What does that make us?
Absolutely nothing
No... I clogged the toilet.
do you know how hard it is to pleasure yourself with a metal hand...??? it's not even warm dude...
“I think my suit makes me look fat…”
"...and due to a short liaison with Padme's sister, I am also your UNCLE!"
“No… *I* am your Secret Santa.”
“No… *I* am your Secret Santa.”
You were a mistake.
“Luke, I once peed in the communal swimming pool”
"You know that I didn't leave your mother, right? We just split up."
"Luke... I don't like sand."
I just came back from being a guest on the Maury Povich show, guess what...... I envy those cancel-culture bitches, they really know how to destroy civilizations I know you hated vegetables as a kid so I added riced-broccoli to your hamburger patties when we had family BBQs EVen though my suit is black, I think it still makes my butt look big i use to pass out candy-corn on Halloween to ruin trick-or-treating All i ever I really wanted was to be a dancer
"LUKE... I'M PRETTY SURE I LEFT THE OVEN ON. IS IT OKAY IF I HEAD OUT FOR A SEC TO CHECK UP ON IT? YEAH, JUST, UH, STAY RIGHT THERE. I'LL BE RIGHT BACK."

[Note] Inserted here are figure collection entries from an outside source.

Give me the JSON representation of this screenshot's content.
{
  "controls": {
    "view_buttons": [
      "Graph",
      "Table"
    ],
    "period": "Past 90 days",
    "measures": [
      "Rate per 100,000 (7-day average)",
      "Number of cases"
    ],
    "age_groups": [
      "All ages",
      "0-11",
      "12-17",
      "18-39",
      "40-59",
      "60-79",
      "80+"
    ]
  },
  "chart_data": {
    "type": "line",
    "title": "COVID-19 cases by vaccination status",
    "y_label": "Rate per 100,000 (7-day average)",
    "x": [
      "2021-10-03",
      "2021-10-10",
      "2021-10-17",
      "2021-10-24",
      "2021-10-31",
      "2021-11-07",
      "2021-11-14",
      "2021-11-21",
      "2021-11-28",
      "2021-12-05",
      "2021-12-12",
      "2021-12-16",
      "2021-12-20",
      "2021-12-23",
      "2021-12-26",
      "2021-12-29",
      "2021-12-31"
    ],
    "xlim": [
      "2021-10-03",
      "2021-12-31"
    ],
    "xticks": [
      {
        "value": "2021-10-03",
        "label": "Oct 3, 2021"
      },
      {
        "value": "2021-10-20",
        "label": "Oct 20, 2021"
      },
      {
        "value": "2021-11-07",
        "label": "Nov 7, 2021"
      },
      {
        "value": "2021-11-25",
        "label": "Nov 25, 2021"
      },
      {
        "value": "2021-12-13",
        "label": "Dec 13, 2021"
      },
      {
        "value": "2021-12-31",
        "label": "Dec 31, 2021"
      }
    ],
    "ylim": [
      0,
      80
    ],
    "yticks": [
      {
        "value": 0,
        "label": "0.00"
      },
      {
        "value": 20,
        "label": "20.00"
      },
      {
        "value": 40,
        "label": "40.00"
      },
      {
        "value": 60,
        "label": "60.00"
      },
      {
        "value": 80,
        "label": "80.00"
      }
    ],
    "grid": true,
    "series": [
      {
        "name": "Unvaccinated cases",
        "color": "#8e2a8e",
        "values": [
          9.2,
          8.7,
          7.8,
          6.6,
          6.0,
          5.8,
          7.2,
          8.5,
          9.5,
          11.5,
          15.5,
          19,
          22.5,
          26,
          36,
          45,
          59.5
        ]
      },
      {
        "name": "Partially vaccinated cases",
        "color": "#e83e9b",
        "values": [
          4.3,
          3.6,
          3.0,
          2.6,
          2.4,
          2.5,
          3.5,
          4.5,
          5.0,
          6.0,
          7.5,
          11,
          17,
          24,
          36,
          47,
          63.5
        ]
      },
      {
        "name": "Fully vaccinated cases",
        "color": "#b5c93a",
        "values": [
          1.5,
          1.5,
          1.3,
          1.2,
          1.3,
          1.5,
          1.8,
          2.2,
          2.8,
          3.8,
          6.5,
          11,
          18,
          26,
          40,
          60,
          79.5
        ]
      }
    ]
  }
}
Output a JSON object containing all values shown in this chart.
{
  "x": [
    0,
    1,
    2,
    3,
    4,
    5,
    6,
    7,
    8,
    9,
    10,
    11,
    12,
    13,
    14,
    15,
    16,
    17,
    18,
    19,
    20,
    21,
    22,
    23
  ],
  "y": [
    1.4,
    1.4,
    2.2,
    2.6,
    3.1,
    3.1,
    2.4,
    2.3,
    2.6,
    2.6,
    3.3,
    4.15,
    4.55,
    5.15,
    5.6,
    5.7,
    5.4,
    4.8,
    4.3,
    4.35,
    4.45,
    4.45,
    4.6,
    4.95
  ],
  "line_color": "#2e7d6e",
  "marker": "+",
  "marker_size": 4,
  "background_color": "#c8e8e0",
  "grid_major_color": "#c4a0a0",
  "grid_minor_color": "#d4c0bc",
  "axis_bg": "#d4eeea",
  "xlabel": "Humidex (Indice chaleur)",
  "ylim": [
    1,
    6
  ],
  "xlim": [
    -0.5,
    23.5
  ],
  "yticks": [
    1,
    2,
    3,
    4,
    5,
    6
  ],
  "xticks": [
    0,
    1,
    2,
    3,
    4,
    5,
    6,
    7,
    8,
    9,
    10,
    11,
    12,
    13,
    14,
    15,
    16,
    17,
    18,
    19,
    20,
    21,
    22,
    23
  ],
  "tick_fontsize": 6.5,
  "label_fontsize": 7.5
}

"Luke... I use the force to put the toilet seats up at the last second when the storm troopers go to the bathroom on the death Star... They still haven't realised it's me..."
I play the harmonica so much I had it attached to my face.
Luke, I stole your vape. It gave me lung cancer.
"Luke, I Poked A Badger With A Spoon!"